New Naming Convention
Figure 2 is an example of the new naming convention that we have adopted. Every part of the code has a meaning and can be deciphered in conjunction with lookup tables to reveal the exact meaning of the data. This particular code describes a rivers data set that was constructed in the Pleistocene timeslice at 1:20M scale and in a WGS84 projection system using Global Plate Model v.1. Its original name using the old naming convention was G_RIVERS_20M_CZ_PLEI_M1_0.
- Series: This is the first issue of data, and at present, this is marked with an 'A'.

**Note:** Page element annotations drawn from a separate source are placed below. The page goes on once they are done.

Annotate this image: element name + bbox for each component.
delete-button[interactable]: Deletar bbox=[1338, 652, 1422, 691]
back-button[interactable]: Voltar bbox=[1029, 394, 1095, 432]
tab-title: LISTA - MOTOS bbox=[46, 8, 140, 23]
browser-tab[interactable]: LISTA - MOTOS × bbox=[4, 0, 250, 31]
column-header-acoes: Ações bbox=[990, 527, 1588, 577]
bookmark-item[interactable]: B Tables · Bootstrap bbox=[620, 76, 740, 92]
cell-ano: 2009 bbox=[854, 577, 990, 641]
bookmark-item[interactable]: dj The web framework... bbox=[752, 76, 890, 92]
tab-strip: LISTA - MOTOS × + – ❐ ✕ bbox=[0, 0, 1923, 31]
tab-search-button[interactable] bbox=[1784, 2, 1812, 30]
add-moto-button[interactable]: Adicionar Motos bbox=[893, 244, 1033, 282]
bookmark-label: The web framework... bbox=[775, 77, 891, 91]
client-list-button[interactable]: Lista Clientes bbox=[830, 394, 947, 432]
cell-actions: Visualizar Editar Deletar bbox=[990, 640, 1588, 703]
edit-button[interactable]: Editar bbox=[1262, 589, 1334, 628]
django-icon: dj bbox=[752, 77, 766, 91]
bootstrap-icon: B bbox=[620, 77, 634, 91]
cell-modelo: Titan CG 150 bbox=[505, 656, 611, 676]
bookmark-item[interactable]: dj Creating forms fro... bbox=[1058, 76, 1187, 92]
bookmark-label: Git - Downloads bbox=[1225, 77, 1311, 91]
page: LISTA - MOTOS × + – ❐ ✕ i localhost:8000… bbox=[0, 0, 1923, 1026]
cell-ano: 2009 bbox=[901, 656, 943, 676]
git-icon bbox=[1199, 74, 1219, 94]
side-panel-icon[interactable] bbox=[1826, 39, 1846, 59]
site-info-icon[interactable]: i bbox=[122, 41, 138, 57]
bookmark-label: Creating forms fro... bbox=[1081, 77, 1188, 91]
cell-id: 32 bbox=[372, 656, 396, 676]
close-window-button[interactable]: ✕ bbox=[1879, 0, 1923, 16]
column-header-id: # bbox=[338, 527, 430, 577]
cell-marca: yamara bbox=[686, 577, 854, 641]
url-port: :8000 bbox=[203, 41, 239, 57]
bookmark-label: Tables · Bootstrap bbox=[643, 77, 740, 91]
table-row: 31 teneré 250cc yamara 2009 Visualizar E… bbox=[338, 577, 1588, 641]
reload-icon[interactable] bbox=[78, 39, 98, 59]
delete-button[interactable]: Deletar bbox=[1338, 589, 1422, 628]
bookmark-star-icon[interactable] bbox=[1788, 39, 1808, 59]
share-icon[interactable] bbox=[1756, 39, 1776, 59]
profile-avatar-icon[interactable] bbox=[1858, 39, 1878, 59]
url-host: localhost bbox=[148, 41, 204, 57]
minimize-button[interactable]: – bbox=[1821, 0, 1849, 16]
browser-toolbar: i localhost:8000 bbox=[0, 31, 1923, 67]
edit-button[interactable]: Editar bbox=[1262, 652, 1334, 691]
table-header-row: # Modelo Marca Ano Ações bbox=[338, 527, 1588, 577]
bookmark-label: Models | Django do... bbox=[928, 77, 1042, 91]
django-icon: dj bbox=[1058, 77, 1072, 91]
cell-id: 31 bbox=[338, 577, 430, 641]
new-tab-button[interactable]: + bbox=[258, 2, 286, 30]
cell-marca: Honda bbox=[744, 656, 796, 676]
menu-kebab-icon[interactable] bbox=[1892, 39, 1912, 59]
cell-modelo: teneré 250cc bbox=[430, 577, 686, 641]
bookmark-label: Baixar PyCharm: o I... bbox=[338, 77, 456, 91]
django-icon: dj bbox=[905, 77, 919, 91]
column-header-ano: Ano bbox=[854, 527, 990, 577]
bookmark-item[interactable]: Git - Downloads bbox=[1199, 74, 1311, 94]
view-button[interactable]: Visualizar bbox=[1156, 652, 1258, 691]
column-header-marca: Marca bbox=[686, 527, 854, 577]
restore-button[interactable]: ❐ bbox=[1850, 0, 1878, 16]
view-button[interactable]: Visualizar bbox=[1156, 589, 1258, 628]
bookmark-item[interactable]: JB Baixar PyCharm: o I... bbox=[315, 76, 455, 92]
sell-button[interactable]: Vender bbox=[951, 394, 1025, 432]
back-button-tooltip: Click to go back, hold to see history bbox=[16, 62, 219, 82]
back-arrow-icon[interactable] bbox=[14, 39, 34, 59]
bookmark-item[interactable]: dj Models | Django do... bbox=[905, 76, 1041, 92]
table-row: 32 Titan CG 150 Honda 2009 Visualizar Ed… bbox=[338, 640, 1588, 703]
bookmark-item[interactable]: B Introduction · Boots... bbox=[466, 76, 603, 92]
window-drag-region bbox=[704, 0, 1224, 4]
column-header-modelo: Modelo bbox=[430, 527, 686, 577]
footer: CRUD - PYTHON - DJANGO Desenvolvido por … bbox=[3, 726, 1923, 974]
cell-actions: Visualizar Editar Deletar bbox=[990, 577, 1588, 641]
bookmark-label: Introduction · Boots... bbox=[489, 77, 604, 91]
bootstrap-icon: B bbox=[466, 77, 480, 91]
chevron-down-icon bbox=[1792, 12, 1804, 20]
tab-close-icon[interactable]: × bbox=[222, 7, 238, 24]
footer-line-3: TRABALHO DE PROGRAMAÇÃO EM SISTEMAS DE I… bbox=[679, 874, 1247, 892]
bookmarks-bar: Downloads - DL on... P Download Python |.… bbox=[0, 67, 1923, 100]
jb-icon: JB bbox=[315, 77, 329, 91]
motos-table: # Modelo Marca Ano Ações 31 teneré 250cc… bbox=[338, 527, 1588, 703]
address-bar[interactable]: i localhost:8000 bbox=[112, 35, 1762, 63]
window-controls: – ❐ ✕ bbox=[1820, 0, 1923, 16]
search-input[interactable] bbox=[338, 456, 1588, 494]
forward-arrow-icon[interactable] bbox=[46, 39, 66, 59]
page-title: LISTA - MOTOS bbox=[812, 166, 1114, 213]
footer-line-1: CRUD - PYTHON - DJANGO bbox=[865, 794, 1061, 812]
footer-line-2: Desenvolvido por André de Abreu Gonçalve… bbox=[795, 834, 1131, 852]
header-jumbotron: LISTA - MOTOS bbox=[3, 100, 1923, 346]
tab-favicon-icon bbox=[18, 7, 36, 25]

- End Time: This is the timeslice that indicates the current palaeoposition of the data, whether rotated back in time (reconstructed), forward in time (deconstructed) or created in the specified timeslice (constructed). The end time code always starts with an 'E' and ends with three numbers, e.g. Aptian palaeoenvironments would have an end time code of 'E260'.
- Start Time: This is the timeslice that the data originate from, commonly 'S000' for Present Day. However, for data 'deconstructed' from their palaeoposition to Present Day, the start time code will be whatever is relevant to the starting timeslice. The start time code always starts with an 'S' and ends with three numbers, e.g. Aptian palaeoenvironments 'deconstructed' to Present Day would have a start time code of 'S260'. N.B. When the end time and start time codes are the same, this indicates that the data have been 'constructed' in the specified timeslice. Typically, this would be palaeogeography data sets that have been 'constructed' on basemaps consisting of 'reconstructed' Present Day data, but this also applies to Present Day data sets that remain in Present Day position, e.g. Aptian palaeoenvironments would have an end time code of 'E260' and a start time code of 'S260'. Likewise, Present Day data sets would have an end time code of 'E000' and a start time code of 'S000'.
- Scale: This is the scale of the data, commonly 1:20M. This code always starts with three numbers and ends with either an 'M' or a 'K'.
- Data Theme: This is a general theme describing the data, e.g. structures, rivers, data points, drainage basins, etc. This code is always made up of four numbers.
- Projection: This is usually WGS84, but could be a North Pole or South Pole projection. The projection code always starts with a 'P' and ends with two numbers to indicate the projection system.
- Plate Model: This indicates the plate model to which the data were created. This code always begins with an 'M' and ends with three numbers.